Often, organizations are unaware of their ability to generate valuable knowledge, losing the ability to differentiate from their competitors or to add value to their products and services, by protecting their Intellectual Property

" Intellectual capital is recognized as the most important asset of many of the world’s largest and most powerful companies"

Kelvin King, Founding Partner of Valuation Consulting

 

According to WIPO, Intellectual Property is related to creations of the mind: inventions, literary and artistic works, designs, as well as symbols, names and images used in commerce. The legislation provides different tools to protect the developments of organizations, including trademarks, patents, industrial designs, industrial secrets, plant varieties, appellations of origin, copyright, among others.

 

The first recommendation is always protecting. For this purpose, it is necessary to study with the experts, if there is a protection potential and what is the most adequate protection strategy, according to the needs of the organization. Among the advantages that organizations may have by protecting their Intellectual Property is to generate differentiation and competitive advantage, in addition to obtaining an economic return, thereby recognizing the importance of both economic investment and human capital and time, in the development of valuable knowledge.

However, what is meant by exploitation of Intellectual Property? It is everything related to the use, sale, marketing, advertising, technology transfer, licensing and other activities that may generate an economic return for the organization, based on Intellectual Property rights. On the other hand, by valuing these rights, it is possible to convert them into intangible assets of the companies, which also generates value.

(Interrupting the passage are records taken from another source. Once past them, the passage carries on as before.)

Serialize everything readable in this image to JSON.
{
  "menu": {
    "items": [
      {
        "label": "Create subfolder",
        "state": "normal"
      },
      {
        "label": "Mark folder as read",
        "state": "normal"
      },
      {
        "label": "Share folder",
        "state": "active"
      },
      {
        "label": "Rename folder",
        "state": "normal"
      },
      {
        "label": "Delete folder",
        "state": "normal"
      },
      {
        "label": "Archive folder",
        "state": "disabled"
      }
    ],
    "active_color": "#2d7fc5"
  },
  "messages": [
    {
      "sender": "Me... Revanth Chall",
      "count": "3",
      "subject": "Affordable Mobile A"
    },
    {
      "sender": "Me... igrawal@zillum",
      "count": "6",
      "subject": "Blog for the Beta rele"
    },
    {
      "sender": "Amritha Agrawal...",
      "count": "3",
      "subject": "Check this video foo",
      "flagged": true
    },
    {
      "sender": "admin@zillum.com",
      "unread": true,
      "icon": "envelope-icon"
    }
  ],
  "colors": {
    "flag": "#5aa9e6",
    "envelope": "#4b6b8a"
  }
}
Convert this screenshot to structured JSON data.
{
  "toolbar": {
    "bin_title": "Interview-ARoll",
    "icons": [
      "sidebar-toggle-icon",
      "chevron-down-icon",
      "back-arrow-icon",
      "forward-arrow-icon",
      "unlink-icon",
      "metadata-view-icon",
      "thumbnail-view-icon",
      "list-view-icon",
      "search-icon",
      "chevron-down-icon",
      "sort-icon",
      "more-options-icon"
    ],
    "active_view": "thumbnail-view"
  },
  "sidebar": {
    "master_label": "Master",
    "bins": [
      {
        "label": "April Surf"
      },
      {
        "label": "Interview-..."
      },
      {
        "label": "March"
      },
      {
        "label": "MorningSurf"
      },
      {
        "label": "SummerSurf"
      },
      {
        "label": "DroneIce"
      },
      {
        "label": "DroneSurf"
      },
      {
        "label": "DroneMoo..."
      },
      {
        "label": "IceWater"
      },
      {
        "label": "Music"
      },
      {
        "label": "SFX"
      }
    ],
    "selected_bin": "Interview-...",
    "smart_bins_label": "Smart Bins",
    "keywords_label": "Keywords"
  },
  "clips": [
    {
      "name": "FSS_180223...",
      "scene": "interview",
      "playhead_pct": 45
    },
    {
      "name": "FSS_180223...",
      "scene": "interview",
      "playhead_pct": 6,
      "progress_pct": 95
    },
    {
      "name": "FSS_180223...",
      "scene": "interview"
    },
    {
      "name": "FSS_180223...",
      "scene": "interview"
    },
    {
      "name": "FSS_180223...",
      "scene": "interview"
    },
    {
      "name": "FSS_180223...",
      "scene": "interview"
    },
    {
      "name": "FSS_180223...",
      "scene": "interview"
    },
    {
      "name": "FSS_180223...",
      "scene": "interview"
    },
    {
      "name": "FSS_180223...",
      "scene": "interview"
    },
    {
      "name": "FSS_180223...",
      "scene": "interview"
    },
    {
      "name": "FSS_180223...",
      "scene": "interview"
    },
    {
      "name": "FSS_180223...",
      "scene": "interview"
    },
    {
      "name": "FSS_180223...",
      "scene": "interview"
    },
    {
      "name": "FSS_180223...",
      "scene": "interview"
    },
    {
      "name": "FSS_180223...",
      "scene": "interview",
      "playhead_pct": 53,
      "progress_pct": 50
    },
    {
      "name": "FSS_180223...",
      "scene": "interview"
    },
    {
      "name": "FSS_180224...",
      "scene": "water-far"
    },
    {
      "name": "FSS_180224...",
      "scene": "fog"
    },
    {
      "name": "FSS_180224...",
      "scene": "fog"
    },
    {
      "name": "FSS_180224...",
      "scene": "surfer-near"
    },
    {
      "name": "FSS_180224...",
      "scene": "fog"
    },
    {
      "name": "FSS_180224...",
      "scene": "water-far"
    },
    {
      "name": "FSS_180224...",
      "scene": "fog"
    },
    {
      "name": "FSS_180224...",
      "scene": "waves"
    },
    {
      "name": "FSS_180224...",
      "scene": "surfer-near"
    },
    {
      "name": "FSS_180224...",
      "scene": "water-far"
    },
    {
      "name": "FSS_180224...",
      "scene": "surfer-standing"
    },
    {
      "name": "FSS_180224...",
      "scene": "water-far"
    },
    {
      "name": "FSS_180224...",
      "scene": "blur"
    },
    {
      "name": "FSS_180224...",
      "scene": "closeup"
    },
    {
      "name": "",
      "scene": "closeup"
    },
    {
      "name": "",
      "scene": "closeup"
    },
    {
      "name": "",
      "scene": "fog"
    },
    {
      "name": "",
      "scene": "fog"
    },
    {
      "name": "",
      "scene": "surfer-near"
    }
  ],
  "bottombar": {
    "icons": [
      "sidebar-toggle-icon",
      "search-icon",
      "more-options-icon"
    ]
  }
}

There are notable cases of companies, universities, research centers and other organizations that have grown and generated value from the exploitation of their Intellectual Property, being a living proof of the possible benefits obtained by the protection and acquisition of these rights.

In contrast, there are also known cases where non-protection of Intellectual Property led to loss of knowledge, use of ideas that subsequently had commercial success, vital information leakage and use of trademarks that were not registered.

To conclude, the following is recommended:

 

  1. Protect: between protecting and not protecting, the recommendation is always the first.
  2. Beware of the rights of others: whereas some organizations do not protect their Intellectual Property rights, others do. When entering the market or offering a product or service, it is advisable to determine whether there are rights of third parties that may be infringed.
  3. Generate Intellectual Property culture: all members of an organization must be aware of the importance of safeguarding valuable information and of detecting possible elements that can be protected.
  4. Seek advice: for all of the above, look for experts to guide you through the process, before it is too late.